In order to address your files you need to be able to access them across the Internet. This raises security concerns ...of which I'll write a bit more later.

 

When you go on the Internet your ISP will assign you an IP address, your ISP almost certainly gives you this dynamically, that is they do NOT guarantee to give you the same IP address when you reboot your PC. ISPs CAN do this, but they charge you for the privilidge.

 

DDNS that Gary mentions above is one way of tackling this issue.

 

However, although the IP address they assign you MAY be a proper Internet addressable IP address, it is far more likely to be a local address. That is your ISP assigns you an IP address within a network they manage, and they pass your packets out through a gateway, changing the IP address en-route.

 

You need to understand how this is being done. It is perfectly possible that although YOU can see and interact with the Internet from your PC that if I try and communicate with you from OUTSIDE your ISPs network I will fail, UNLESS you contact me first.

 

A number of years ago I ran my own webserver and so paid for a static IP address, and used DDNS - it worked without issue. Although Gary's warning about upload speeds is bang on the money.

 

So, IF you can see your booted PC / NAS from another PC on the Internet you can then think about using your NAS as a remote music store.

 

Security: You may well want to limit who accesses your NAS. My suggestion would be to look at using IPCOP, an open source firewall. You could set up a point to point VPN between Denmark and your home and stream your music through it.

 

Depending on your knowledge this may be an interesting journey.

 

M

 

Posted on: 18 September 2011 by Frizzlefry

Another choice is to have 2 NAS drives, one here, one in Denmark.

 

Qnap have a feature to copy from one NAS to the other, over the internet. You rip in the UK, and the data is automatically copied to the other drive, wherever in the world. I believe it can also be set up both ways, rip in Denmark and it ends up in the UK. This negates the slow uplink speeds of most peoples broadband, as you have two lots of data.

 

The only thing you need is the player, ie US or NDX and a UPnP server. If the latter, make sure the program works on file structure to allocate artist and album data.

Posted on: 18 September 2011 by pcstockton

PlugPlayer.  Simples

Posted on: 19 September 2011 by balma01

Suppose to not have issues: no problems with upload speed, no problems with public or dynamic IP no problems with security and so on...
How to configure a uniti to stream from the remote upnp server ?

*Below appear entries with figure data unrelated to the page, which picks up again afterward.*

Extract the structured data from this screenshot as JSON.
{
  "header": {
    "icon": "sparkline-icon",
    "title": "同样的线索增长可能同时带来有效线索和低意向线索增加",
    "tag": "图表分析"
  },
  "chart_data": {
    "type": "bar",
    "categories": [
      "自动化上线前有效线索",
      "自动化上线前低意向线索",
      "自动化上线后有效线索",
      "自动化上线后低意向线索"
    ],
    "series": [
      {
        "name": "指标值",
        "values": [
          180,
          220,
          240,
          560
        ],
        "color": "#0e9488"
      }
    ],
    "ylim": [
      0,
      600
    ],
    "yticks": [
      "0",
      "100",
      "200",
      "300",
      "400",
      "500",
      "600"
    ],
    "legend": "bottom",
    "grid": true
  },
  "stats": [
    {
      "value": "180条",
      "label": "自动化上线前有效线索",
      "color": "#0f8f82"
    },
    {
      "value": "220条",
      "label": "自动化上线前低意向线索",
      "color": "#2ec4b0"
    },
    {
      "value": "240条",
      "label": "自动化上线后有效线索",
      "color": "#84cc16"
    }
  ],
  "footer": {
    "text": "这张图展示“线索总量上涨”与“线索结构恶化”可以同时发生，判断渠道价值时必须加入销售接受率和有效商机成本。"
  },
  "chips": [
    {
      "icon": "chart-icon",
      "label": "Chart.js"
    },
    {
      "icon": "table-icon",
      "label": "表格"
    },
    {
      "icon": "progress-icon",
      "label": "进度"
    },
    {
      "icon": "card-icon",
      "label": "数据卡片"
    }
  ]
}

Posted on: 20 September 2011 by garyi
I dontthink this will happen directly, i.e you would need a computer in the mix.
Posted on: 20 September 2011 by pcstockton

....Or an iOS running PlugPlayer connected via USB to Uniti

Posted on: 21 September 2011 by DavidDever

For n=2 music servers (UnitiServe-SSD should be fine), one can rip to a music store at location 1. NAS #1 then copies the contents of its MQ folder via rsync to a network share on NAS #2 at location 2–in this instance, NAS #1 is both submitter and publisher of UnitiServe #1-ripped content to NAS #2.

 

UnitiServe #2 rips to music store on NAS #2 which publishes to a network share on NAS #1. The frequency of publication could be nightly, or manually initiated (the Backup button on a ReadyNAS can be assigned to run a specific script).

 

Each server passively subscribes to network shares from elsewhere and actively manages its own submissions, stored on a local music store on the NAS.

 

This is but one of at least four different models for publish / subscribe library synchronization–some models scale better than others to larger values of n locations, but might require central management of synchronization, central storage, or a combination thereof.

 

rsync is a pretty common yet powerful tool to use, and nearly every operating system and NAS platform supports it. (I wouldn't be the least bit surprised if the Naim servers also used rsync.)